Astra se colocó en una pose solemne mientras pensaba con cuál elemento acabaría con sus enemigos.
—Pero si es una cría —dijo uno de los soldados—. Me pregunto si nos habremos confundido, no parece muy fuerte.
El comentario enfureció a Astra. Agarró la trenza pelirroja, recuerdo de su madre, que llevaba de colgante y le servía de catalizador. Pronunció algunas palabras en la lengua antigua.
—¡Pilar ígneo! —gritó barriendo la mano izquierda ante la fila de hombres armados.
Un muro de fuego se desplegó sobre el terreno, transformando la encrucijada en un infierno. El cuero se derretía, las armaduras se volvían rojas y los hombres gritaban mientras rodaban por los suelos. Giles, por su parte, combatía en el otro flanco. Su espada no encontró rival digno, alternaba las paradas y los tajos con ritmo a modo de danza.
La columna de fuego debió alcanzar a Laertes, pero una barrera de escarcha lo protegió.
—¡Magia! —dijo Astra sorprendida.
El mayordomo pronunció también algo en la lengua antigua. Disparó desde la palma de su mano una lanza de hielo que Astra esquivó de un salto pero golpeó en su hombro derecho. Respondió con una llamarada poco efectiva sobre el mago pero derribó a dos de sus hombres.
—¿Estás bien? —preguntó Giles. Había acabado con la mayoría de soldados, el resto corrían despavoridos.
—Sí, solo me ha rozado. ¿Dónde se ha metido Laertes?

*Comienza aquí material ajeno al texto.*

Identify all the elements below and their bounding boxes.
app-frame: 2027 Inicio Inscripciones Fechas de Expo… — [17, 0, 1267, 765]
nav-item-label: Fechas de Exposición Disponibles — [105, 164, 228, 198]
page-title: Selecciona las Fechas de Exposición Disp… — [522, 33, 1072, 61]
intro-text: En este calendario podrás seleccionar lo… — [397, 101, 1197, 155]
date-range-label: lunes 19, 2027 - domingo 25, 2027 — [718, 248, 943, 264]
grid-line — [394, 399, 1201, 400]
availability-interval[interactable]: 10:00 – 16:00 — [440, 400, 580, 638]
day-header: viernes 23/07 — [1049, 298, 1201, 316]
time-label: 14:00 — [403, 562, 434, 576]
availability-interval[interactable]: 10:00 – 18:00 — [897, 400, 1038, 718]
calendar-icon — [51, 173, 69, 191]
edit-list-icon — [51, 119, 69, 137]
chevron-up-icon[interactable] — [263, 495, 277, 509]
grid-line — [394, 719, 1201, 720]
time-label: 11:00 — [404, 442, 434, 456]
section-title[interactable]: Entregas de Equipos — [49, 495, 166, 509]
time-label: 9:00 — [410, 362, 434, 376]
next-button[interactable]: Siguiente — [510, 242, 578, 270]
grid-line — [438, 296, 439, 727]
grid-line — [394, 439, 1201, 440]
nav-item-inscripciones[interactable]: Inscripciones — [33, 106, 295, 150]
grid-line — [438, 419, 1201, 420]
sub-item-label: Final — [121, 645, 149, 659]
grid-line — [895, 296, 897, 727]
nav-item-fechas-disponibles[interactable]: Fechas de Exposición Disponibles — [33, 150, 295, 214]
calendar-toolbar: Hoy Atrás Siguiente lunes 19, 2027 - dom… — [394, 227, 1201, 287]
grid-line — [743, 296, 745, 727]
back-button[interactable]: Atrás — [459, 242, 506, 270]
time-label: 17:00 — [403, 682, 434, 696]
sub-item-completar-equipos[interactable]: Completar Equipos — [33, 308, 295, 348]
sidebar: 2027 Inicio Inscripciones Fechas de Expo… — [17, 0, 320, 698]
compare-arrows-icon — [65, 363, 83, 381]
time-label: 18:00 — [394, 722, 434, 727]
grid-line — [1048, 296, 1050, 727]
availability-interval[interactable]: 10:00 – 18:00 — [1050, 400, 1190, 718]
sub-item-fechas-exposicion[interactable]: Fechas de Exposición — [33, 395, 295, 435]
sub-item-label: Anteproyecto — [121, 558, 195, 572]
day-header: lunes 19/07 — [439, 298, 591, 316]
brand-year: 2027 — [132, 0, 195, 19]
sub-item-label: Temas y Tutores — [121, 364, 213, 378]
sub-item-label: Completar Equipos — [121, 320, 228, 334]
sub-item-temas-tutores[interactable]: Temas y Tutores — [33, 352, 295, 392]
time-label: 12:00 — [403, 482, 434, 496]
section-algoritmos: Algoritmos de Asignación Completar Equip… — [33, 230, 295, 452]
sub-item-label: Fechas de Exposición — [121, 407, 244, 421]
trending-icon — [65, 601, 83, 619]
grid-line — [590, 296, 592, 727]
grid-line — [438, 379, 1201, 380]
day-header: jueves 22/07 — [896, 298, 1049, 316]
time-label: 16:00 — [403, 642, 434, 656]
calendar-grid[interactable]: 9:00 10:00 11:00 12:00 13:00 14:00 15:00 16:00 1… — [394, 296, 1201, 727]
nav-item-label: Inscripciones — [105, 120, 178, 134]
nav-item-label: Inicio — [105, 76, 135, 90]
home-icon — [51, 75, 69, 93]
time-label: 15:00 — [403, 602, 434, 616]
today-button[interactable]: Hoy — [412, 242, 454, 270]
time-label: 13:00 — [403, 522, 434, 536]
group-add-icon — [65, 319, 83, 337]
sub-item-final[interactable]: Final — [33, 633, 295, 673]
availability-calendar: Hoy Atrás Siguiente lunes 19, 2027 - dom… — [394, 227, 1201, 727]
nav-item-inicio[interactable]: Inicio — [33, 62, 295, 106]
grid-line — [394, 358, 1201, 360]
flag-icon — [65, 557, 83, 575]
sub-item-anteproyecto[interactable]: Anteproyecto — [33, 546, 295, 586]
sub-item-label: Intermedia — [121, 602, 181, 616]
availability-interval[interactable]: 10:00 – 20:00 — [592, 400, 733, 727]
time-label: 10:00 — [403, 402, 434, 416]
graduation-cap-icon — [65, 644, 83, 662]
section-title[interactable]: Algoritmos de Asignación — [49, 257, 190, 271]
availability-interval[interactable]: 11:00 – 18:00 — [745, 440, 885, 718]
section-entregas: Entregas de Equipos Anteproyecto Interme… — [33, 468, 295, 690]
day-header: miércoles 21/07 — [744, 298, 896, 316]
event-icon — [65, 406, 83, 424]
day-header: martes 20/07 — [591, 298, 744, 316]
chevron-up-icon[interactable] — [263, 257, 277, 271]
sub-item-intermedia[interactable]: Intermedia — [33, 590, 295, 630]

Había desaparecido. El aire se agitaba, la temperatura comenzó a descender progresivamente hasta formarse un ciclón de escarcha.
—Corre Giles.
El torbellino de nieve explotó y el bosque se tiñó de blanco, como tras una fuerte nevada. El viento se calmó. Los últimos rezagados que todavía podían andar se alejaron sin mirar atrás entre zancadas torpes.
—Ha escapado —dijo Astra tras unos segundos de silencio—. ¿Qué le ocurre? Pensaba responderle con hechizos más serios. Quizás está jugando conmigo.